There is enough blame to go around. We Christians are not at all Christian. We have another headline from Ha’aritz the other day, “Armenian Archbishop Quits Over a Spat With a Yeshiva Student”. This is probably something you have never heard of before. The Armenian archbishop in Israel, Nourhan Manougian, was questioned under warning by police yesterday after he slapped a Yeshiva student during a procession marking the Feast of the Exaltation of the Holy Cross in the Old City of Jerusalem. The archbishop slapped the student after the latter had spate at the Cross the Armenians were carrying and at the archbishop himself. Here’s a little paragraph down number 3 –
“Religious Jews among them Yeshiva students customarily spit on the ground as a sign of disgust at seeing the Cross. The Armenians who live adjacent to the Jewish Quarter of the Old City suffer from this phenomenon more than any other sect in the Old City.”

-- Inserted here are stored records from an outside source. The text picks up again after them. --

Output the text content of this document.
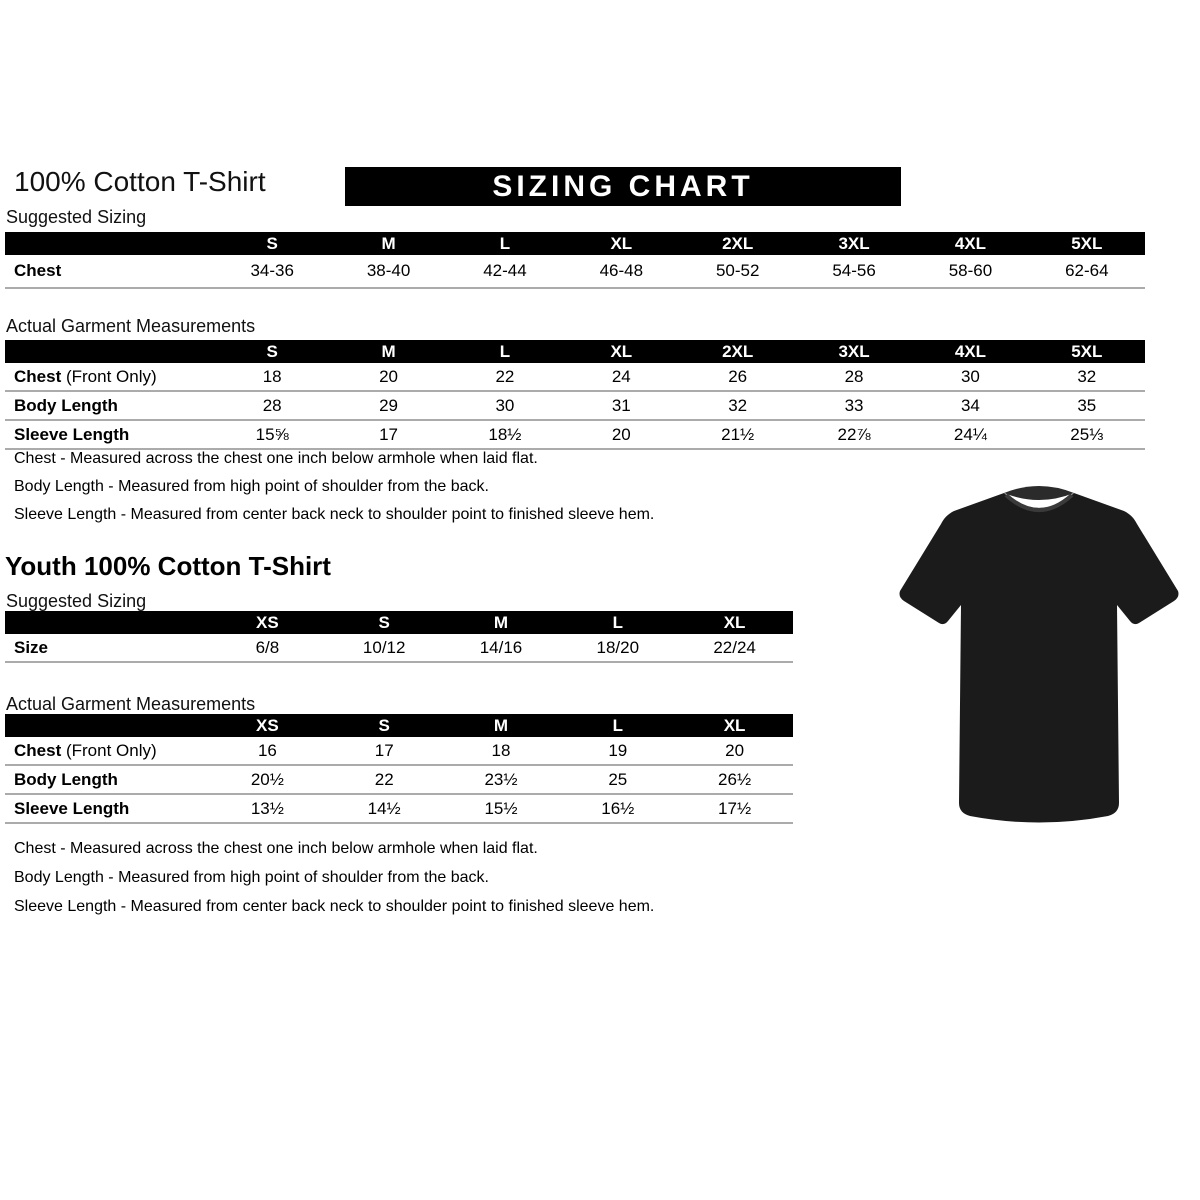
100% Cotton T-Shirt	SIZING CHART
Suggested Sizing
S	M	L	XL	2XL	3XL	4XL	5XL
Chest	34-36	38-40	42-44	46-48	50-52	54-56	58-60	62-64
Actual Garment Measurements
S	M	L	XL	2XL	3XL	4XL	5XL
Chest (Front Only)	18	20	22	24	26	28	30	32
Body Length	28	29	30	31	32	33	34	35
Sleeve Length	15⅝	17	18½	20	21½	22⅞	24¼	25⅓
Chest - Measured across the chest one inch below armhole when laid flat.
Body Length - Measured from high point of shoulder from the back.
Sleeve Length - Measured from center back neck to shoulder point to finished sleeve hem.
Youth 100% Cotton T-Shirt
Suggested Sizing
XS	S	M	L	XL
Size	6/8	10/12	14/16	18/20	22/24
Actual Garment Measurements
XS	S	M	L	XL
Chest (Front Only)	16	17	18	19	20
Body Length	20½	22	23½	25	26½
Sleeve Length	13½	14½	15½	16½	17½
Chest - Measured across the chest one inch below armhole when laid flat.
Body Length - Measured from high point of shoulder from the back.
Sleeve Length - Measured from center back neck to shoulder point to finished sleeve hem.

So in the name of God, we have Yeshiva students spitting on the archbishop and on the Cross. We have monks fighting in the Church of the Holy Sepulchre. So I say, “There is enough blame to go around.” I hope that these few facts that I have given you, these few little pieces of information are sufficient to engage us in questions, but I would like before we start with the questions to have either of the panelists make a comment on something I might have left out. Maybe they would like to add to what I had to say.